THE COMPANY IN DETAIL

Wolseley is the world's biggest distributor of heating and plumbing products and is a major supplier of building products to the professional market. The company operates about 3,500 branches in 12 countries in Europe and North America, employing 47,000 people. Total group sales are more than Pounds 8 billion, two thirds of which are in the United States.

The company is listed on the London Stock Exchange and the New York Stock Exchange, with a market capitalisation of more than Pounds 4.5 billion. The group supplies 40,000 types of goods including heating products, sanitary systems, air- conditioning, shower and bathroom fittings, roofing, tiles and builder's sand.

More than a third of the company's customers are plumbing installers, a third are building contractors and the rest are made up of utilities, industrial and mechanical contracting workers.

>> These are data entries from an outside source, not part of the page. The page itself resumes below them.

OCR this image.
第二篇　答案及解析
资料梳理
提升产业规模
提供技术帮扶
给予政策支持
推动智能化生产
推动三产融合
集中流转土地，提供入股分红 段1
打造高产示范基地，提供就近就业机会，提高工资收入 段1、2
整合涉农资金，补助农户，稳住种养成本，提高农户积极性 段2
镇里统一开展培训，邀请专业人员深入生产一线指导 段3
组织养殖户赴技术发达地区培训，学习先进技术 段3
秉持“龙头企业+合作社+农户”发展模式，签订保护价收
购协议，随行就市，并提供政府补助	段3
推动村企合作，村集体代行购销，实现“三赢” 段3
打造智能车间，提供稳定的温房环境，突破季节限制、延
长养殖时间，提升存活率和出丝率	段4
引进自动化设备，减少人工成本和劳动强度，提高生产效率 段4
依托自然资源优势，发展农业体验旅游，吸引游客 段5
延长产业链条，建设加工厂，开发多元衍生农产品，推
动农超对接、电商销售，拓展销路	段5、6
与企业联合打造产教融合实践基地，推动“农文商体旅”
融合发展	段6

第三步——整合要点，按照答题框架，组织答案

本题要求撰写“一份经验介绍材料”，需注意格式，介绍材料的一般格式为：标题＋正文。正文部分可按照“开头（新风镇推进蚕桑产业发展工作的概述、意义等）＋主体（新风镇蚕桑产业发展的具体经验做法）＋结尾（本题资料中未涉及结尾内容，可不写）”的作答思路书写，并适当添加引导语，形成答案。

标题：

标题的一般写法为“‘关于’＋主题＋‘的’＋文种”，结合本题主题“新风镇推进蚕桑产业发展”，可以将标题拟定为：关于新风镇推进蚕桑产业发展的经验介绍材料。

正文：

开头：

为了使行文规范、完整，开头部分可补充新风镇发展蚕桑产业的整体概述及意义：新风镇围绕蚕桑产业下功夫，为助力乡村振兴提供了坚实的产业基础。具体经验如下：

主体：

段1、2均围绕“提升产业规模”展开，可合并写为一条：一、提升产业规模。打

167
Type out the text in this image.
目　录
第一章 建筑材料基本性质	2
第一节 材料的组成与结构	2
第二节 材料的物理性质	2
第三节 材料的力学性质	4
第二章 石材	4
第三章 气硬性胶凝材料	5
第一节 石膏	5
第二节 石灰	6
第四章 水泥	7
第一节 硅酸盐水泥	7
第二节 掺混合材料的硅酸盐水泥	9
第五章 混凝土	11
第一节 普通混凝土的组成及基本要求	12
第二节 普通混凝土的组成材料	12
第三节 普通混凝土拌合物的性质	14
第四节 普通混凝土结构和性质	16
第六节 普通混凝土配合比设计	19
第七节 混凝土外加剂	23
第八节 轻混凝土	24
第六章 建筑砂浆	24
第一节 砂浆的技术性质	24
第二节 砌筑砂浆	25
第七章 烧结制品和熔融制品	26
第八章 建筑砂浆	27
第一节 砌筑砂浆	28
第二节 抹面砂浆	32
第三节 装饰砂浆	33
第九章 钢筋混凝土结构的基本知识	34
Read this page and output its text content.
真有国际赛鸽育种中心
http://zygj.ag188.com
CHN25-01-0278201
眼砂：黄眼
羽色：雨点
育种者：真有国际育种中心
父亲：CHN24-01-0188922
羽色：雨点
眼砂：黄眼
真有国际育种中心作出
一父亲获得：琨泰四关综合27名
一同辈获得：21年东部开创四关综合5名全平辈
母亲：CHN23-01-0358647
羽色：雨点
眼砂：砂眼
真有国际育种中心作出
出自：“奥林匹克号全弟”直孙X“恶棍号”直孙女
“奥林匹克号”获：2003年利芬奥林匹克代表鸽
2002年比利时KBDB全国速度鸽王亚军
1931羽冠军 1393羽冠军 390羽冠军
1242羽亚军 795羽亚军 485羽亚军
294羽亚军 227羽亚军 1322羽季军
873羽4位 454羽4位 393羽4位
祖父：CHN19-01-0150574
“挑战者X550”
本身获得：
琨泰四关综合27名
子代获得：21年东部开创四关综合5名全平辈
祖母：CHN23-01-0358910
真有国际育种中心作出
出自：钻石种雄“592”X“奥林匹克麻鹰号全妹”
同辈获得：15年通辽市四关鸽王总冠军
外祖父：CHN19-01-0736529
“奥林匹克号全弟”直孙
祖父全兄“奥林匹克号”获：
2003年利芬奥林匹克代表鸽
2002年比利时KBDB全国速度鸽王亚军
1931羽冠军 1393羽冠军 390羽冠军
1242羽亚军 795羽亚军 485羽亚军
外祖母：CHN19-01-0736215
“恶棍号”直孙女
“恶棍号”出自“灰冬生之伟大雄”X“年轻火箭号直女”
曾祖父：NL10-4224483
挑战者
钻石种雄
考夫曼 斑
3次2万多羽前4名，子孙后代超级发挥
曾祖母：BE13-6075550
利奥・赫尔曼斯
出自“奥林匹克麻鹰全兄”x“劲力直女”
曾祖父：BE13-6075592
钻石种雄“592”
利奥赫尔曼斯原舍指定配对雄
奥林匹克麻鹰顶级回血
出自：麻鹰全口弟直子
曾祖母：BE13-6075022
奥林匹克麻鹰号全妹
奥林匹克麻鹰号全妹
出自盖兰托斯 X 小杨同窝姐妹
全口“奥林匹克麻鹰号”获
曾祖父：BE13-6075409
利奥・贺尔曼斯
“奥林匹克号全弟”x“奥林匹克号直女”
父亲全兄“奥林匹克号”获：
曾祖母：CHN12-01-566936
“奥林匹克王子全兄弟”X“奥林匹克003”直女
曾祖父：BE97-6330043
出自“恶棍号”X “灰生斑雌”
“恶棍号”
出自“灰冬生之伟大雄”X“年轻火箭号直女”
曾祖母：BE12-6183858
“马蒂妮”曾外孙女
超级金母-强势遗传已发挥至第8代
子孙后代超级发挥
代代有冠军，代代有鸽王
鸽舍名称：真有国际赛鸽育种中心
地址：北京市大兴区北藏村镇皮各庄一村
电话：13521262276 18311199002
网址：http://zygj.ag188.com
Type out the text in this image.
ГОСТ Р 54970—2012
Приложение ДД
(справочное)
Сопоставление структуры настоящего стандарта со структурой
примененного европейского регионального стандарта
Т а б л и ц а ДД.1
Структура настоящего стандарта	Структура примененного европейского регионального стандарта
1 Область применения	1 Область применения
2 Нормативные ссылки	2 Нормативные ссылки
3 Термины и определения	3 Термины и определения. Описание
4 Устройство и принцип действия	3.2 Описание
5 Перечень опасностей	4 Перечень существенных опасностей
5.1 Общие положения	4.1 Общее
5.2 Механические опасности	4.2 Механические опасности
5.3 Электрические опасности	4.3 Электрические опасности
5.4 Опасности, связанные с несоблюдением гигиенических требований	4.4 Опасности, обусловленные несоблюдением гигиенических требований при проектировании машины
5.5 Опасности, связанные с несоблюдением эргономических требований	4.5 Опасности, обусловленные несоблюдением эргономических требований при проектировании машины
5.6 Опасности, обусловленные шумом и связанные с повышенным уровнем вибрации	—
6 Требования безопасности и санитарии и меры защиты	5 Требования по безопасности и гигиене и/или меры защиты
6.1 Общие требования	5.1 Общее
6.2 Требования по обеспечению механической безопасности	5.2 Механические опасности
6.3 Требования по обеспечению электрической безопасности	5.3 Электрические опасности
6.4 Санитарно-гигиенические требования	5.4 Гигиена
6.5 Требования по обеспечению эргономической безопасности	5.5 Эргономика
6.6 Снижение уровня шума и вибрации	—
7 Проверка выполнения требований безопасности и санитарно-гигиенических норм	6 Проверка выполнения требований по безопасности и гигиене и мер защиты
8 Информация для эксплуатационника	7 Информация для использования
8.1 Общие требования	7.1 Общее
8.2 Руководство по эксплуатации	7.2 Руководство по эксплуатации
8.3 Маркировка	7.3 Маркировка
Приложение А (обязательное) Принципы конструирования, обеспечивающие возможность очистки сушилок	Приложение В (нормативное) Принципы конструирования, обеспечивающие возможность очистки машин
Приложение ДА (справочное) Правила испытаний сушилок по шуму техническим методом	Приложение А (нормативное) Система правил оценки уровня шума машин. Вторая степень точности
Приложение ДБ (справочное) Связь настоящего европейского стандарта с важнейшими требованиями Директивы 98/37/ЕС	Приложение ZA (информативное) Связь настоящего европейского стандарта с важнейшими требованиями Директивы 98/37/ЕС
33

In the year to July 31, 2003, the company reported a 4.2 per cent rise in underlying pre-tax profits to Pounds 455.9 million on sales up 3.2 per cent to Pounds 8.2 billion.

HISTORY

Wolseley was started in 1887 when Frederick York Wolseley founded the company in Sydney, Australia, pioneering mechanical sheep shearing machines. In 1889 Wolseley moved to Birmingham, England, to develop his shearing patents and agricultural equipment.

Herbert Austin became his works manager and they started to experiment with manufacturing motor cars, eventually producing the first Wolseley vehicle in 1896.

In 1901, after making nearly 100 cars, Wolseley sold the motor car and machine tool business to Vickers Son & Maxim, which eventually became Rover Group. After the sale Wolseley concentrated on the shearing and agricultural equipment business.

During the 1950s Wolseley expanded into manufacturing electric fencing and motor cultivators. In 1958 it merged with Geo H Hughes, a Birmingham pram and industrial wheel manufacturer, and the group was renamed Wolseley-Hughes.

In the 1960s it expanded into heating products with the purchase of Nu-Way Heating, a Droitwich Spa company, in 1960. By 1973, after further acquisitions, the company began Wolseley-Hughes Merchants, distributing spare parts for oil burners and domestic radiators and boilers. That business is known today as Wolseley Centers.

In 1976 Jeremy Lancaster replaced his father as group chairman and began a rapid expansion programme. The company expanded overseas in 1982, buying Ferguson Enterprises, a plumbing supplies distributor in the United States.

In 1984 the company sold its engineering divisions to focus on distribution and a year later Wolseley Centers was established to distribute building products.

Throughout the 1990s the company rapidly expanded in Europe and Britain.